Cindy, of From My Corner of Katy, handed out these cute little tags at Buffa10; each one had a little saying and I grabbed the one that most applied to my situation. Little did I know at the time that the rain situation would get worse in my area (although thankfully, last weekend we had a good rain). Here's what the situation looks like by the folks who monitor droughts in the U.S.:
I live in the middle of that red - and it's labeled "extreme" drought. The only other state in the U.S. that is experiencing that level of drought right now is Hawaii. So maybe indeed, that has something to do with the next photo. Warning, it's not a pretty picture.
Dead Madame Alfred Carriere climbing rose
This has really been a complete surprise to me. All during our dry spring and summer I've made sure this bed gets a good soaking, at least once a week. As you can see, other plants in the bed have survived, including my clematis, which is climbing up the trunk of the rose. I'm so sad about it. It was such a steady bloomer, being the first to bloom in the spring and continuing to bloom intermittently through summer and fall. This type of rose was the first one that Vita Sackville-West planted in her famous garden in Sissinghurst. The plant you see here is smaller than it normally was because I cut back so many dying branches just before I left for my Buffalo trip. Now I've got another big clean-up task but I'm hoping when I dig it up, it will reveal any secrets of its death. Do you know how embarrassing it is for a garden coach to have a big ol' dead thing in her front yard? ;-)

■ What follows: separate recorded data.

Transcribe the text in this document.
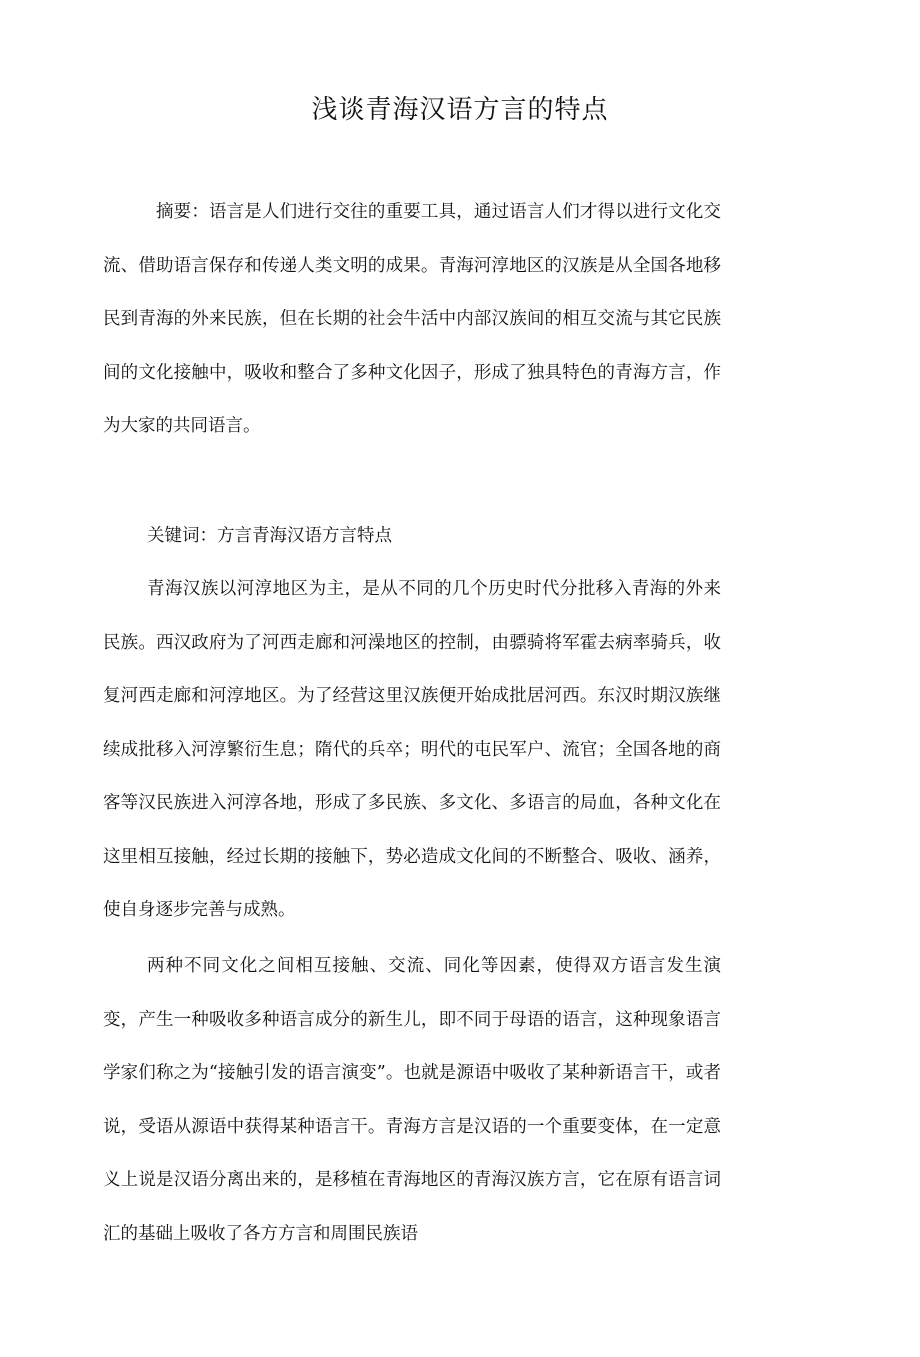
浅谈青海汉语方言的特点

摘要：语言是人们进行交往的重要工具，通过语言人们才得以进行文化交流、借助语言保存和传递人类文明的成果。青海河淳地区的汉族是从全国各地移民到青海的外来民族，但在长期的社会牛活中内部汉族间的相互交流与其它民族间的文化接触中，吸收和整合了多种文化因子，形成了独具特色的青海方言，作为大家的共同语言。

关键词：方言青海汉语方言特点

青海汉族以河淳地区为主，是从不同的几个历史时代分批移入青海的外来民族。西汉政府为了河西走廊和河澡地区的控制，由骠骑将军霍去病率骑兵，收复河西走廊和河淳地区。为了经营这里汉族便开始成批居河西。东汉时期汉族继续成批移入河淳繁衍生息；隋代的兵卒；明代的屯民军户、流官；全国各地的商客等汉民族进入河淳各地，形成了多民族、多文化、多语言的局血，各种文化在这里相互接触，经过长期的接触下，势必造成文化间的不断整合、吸收、涵养，使自身逐步完善与成熟。

两种不同文化之间相互接触、交流、同化等因素，使得双方语言发生演变，产生一种吸收多种语言成分的新生儿，即不同于母语的语言，这种现象语言学家们称之为“接触引发的语言演变”。也就是源语中吸收了某种新语言干，或者说，受语从源语中获得某种语言干。青海方言是汉语的一个重要变体，在一定意义上说是汉语分离出来的，是移植在青海地区的青海汉族方言，它在原有语言词汇的基础上吸收了各方方言和周围民族语
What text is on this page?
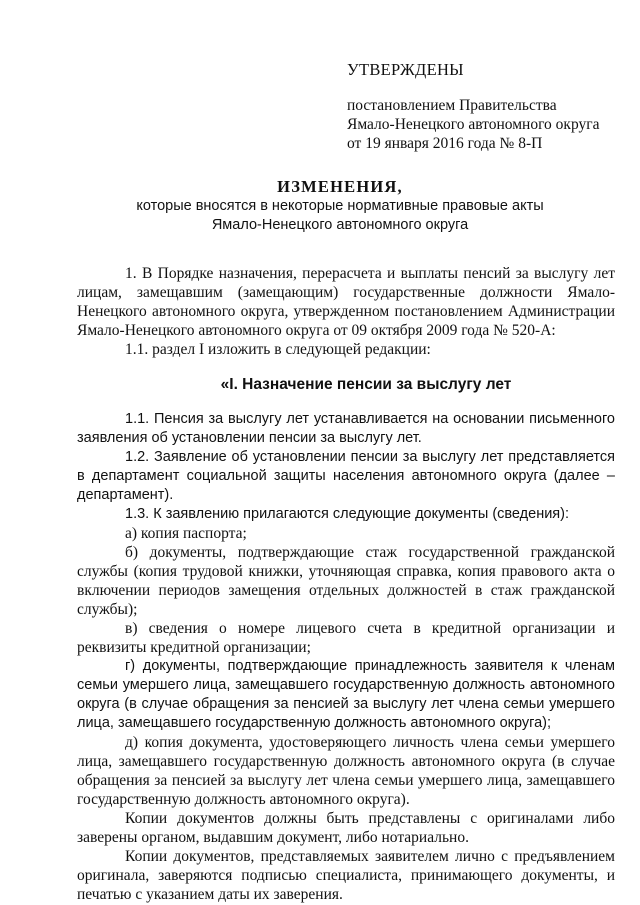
УТВЕРЖДЕНЫ
постановлением Правительства
Ямало-Ненецкого автономного округа
от 19 января 2016 года № 8-П
ИЗМЕНЕНИЯ,
которые вносятся в некоторые нормативные правовые акты
Ямало-Ненецкого автономного округа

1. В Порядке назначения, перерасчета и выплаты пенсий за выслугу лет лицам, замещавшим (замещающим) государственные должности Ямало-Ненецкого автономного округа, утвержденном постановлением Администрации Ямало-Ненецкого автономного округа от 09 октября 2009 года № 520-А:

1.1. раздел I изложить в следующей редакции:

«I. Назначение пенсии за выслугу лет

1.1. Пенсия за выслугу лет устанавливается на основании письменного заявления об установлении пенсии за выслугу лет.

1.2. Заявление об установлении пенсии за выслугу лет представляется в департамент социальной защиты населения автономного округа (далее – департамент).

1.3. К заявлению прилагаются следующие документы (сведения):

а) копия паспорта;

б) документы, подтверждающие стаж государственной гражданской службы (копия трудовой книжки, уточняющая справка, копия правового акта о включении периодов замещения отдельных должностей в стаж гражданской службы);

в) сведения о номере лицевого счета в кредитной организации и реквизиты кредитной организации;

г) документы, подтверждающие принадлежность заявителя к членам семьи умершего лица, замещавшего государственную должность автономного округа (в случае обращения за пенсией за выслугу лет члена семьи умершего лица, замещавшего государственную должность автономного округа);

д) копия документа, удостоверяющего личность члена семьи умершего лица, замещавшего государственную должность автономного округа (в случае обращения за пенсией за выслугу лет члена семьи умершего лица, замещавшего государственную должность автономного округа).

Копии документов должны быть представлены с оригиналами либо заверены органом, выдавшим документ, либо нотариально.

Копии документов, представляемых заявителем лично с предъявлением оригинала, заверяются подписью специалиста, принимающего документы, и печатью с указанием даты их заверения.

'Appalachian Spring' dogwood
This dogwood was planted just this spring. It's a baby and looks a little stressed out, most likely due to high temperatures and lack of rain. I've been hand watering it but it's probably not enough. I will be getting out my books to determine if these blotches are signs of drought stress (or, god forbid, something worse). But enough of my sad tales, there's one bright thing in my garden this July.
The Susans are here!
My black-eyed Susans ('Goldsturm' variety) have made their faithful July appearance, along with some purple coneflowers. The coneflowers are in front of two blobs of green, for now. Those two blobs are pineapple sage, Salvia elegans. Too bad they're not blooming at the same time as the Susans! But they'll be in bloom this fall, so I have something to look forward to. And don't ask me why the grass looks so green when we're in such a drought. I'm sure it's because that part is on a sprinkler system and the grass blades are very long!
'Red Cascade' mini climbing rose, pink muhly grass, Agave filifera,Wavy Leaf cactus, Susans and assorted other blooms
At least I made the right choices when it comes to this area. I'll attribute that to my central Texas roots, where you can't be too frivolous with water. This area only has access to a soaker hose and seems to be doing fine. Whew!